两人应允后,并肩在治疗床上,莫晓妍轻轻握住他的手,目光闪亮:“无论发生什么你都不可以逃走,你要记得,你永远是我的阿逸,所以你要陪着我,不许一个人走!”
韩逸感受着手心传来的温度,眼角莫名有些湿意:她是他人生中最大的幸运,温暖而美好的救赎,就像柔柔的月光,不是激烈炽热,却永远能为他照亮长路。于是他点了点头,说:“放心,我记得。”
董佳琪打开了仪器,催眠开始正式进行,很快韩逸就又回到了那条又黑又长的隧道,而这次不同的是,莫晓妍进入了他的记忆。
远处依旧亮着光,两人都被这诡异的气氛弄得有些紧张,小心翼翼地牵着手前行,终于再度走到那扇门外,莫晓妍能清楚感觉到身边那人的畏惧:他把她的手攥得生疼,手心几乎被汗水湿透。
于是她抬头给了他一个鼓励的目光,然后深吸口气,一把推开了门。
门里好像是另一个世界:装饰复古奢华,四周飘着淡淡的香气。周琳娜穿着大红色的旗袍,梳着华丽的发髻,正对着一人高的镜子,动情吟唱着一首歌。她闭上眼,仿佛又看见自己站在舞台上,掌声、喝彩声、欢呼声如潮水将她淹没,灯光闪耀处,她永远是最明亮的那颗星。然后,她睁开眼,神情渐渐落寞,从眼角落下一滴泪来。
突然,她脸色一变,转过头冲着角落里大吼:“谁让你进来的!”屋内光影变幻,一个小男孩慢慢蹭了出来,他背着手,眼里全是恐惧,颤声说:“对不起,我不知道……”
她瞪起眼,表情突然变得狰狞,拿起梳妆台旁的一根藤条,狠狠在他身上抽打起来。那男孩疼得满头是汗,却咬紧嘴唇不敢呼救,浑圆的眼里写满了压抑与痛苦。莫晓妍看得一阵心痛:他那时才那么小,凭什么要承受这些。她忍不住想要冲出去救他,却被旁边那人紧紧拉住,这才反应过来,他们只是在他的记忆里,这一切都已经发生过,她帮不了那个小小的,无助的他。

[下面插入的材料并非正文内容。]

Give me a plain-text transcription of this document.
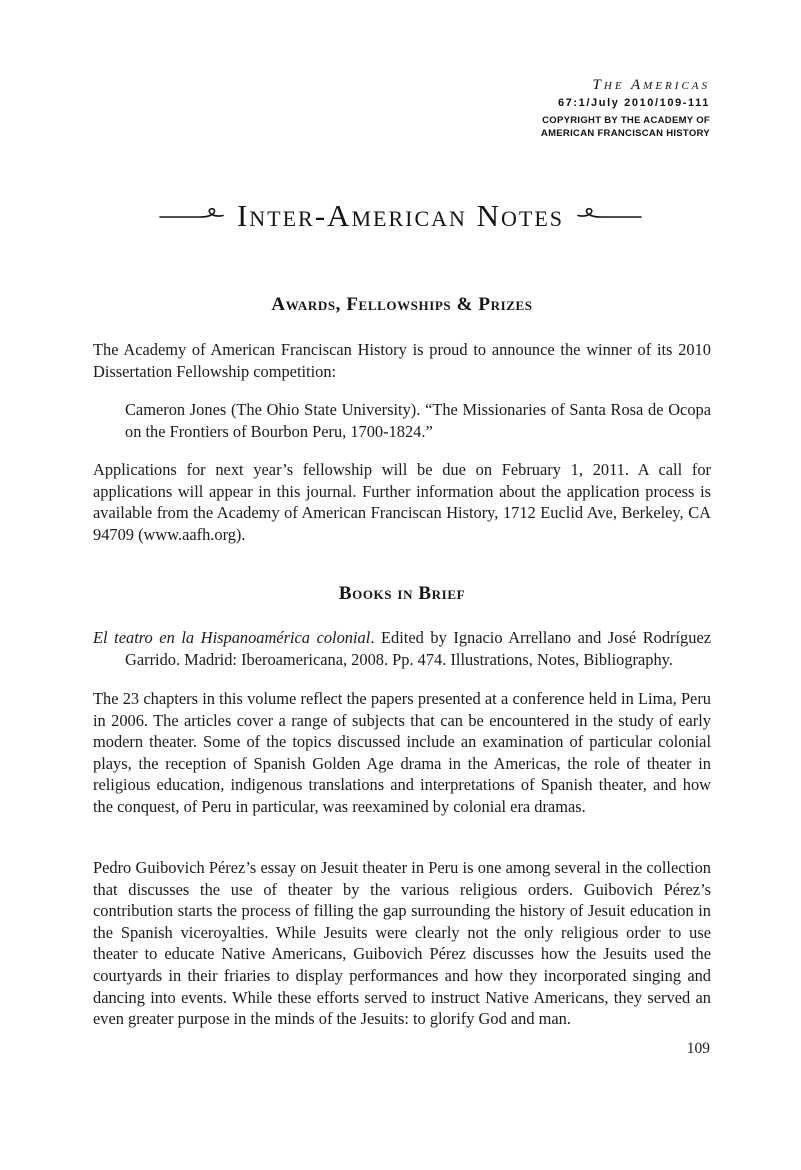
The Americas
67:1/July 2010/109-111
COPYRIGHT BY THE ACADEMY OF
AMERICAN FRANCISCAN HISTORY
Inter-American Notes
Awards, Fellowships & Prizes

The Academy of American Franciscan History is proud to announce the winner of its 2010 Dissertation Fellowship competition:

Cameron Jones (The Ohio State University). “The Missionaries of Santa Rosa de Ocopa on the Frontiers of Bourbon Peru, 1700-1824.”

Applications for next year’s fellowship will be due on February 1, 2011. A call for applications will appear in this journal. Further information about the application process is available from the Academy of American Franciscan History, 1712 Euclid Ave, Berkeley, CA 94709 (www.aafh.org).

Books in Brief

El teatro en la Hispanoamérica colonial. Edited by Ignacio Arrellano and José Rodríguez Garrido. Madrid: Iberoamericana, 2008. Pp. 474. Illustrations, Notes, Bibliography.

The 23 chapters in this volume reflect the papers presented at a conference held in Lima, Peru in 2006. The articles cover a range of subjects that can be encountered in the study of early modern theater. Some of the topics discussed include an examination of particular colonial plays, the reception of Spanish Golden Age drama in the Americas, the role of theater in religious education, indigenous translations and interpretations of Spanish theater, and how the conquest, of Peru in particular, was reexamined by colonial era dramas.

Pedro Guibovich Pérez’s essay on Jesuit theater in Peru is one among several in the collection that discusses the use of theater by the various religious orders. Guibovich Pérez’s contribution starts the process of filling the gap surrounding the history of Jesuit education in the Spanish viceroyalties. While Jesuits were clearly not the only religious order to use theater to educate Native Americans, Guibovich Pérez discusses how the Jesuits used the courtyards in their friaries to display performances and how they incorporated singing and dancing into events. While these efforts served to instruct Native Americans, they served an even greater purpose in the minds of the Jesuits: to glorify God and man.

109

时间一分一秒的过去,周琳娜却好似发狂了一般,开始把藤条往小韩逸脸上招呼,他被她打得几乎喘不过气来,血腥味不断流进嘴里……突然,他的眼神变了,他抹了抹嘴上的血,脸上露出发狠的表情,抱住她的腿猛地朝前一撞,周琳娜一下失去了重心,猛地朝后倒去……
然后,莫晓妍惊恐地发现:有鲜红色的粘稠从周琳娜的后脑流了出来,与此同时,握着她的那只手开始不停发抖,而他们的脚下也开始轻轻晃动起来。她不安地转头,看见韩逸苍白而扭曲的脸:他的精神正在迅速崩塌中。
这时,她听见有人拍着门大声呼喊着两人的名字,然后韩慕东和一个佣人打扮的中年女人冲了进来,然后都被眼前的一幕吓呆,张妈最先反应过来,一把抱住周琳娜早已动弹不得的身子,一边哭一边从她脑后拔出一样东西……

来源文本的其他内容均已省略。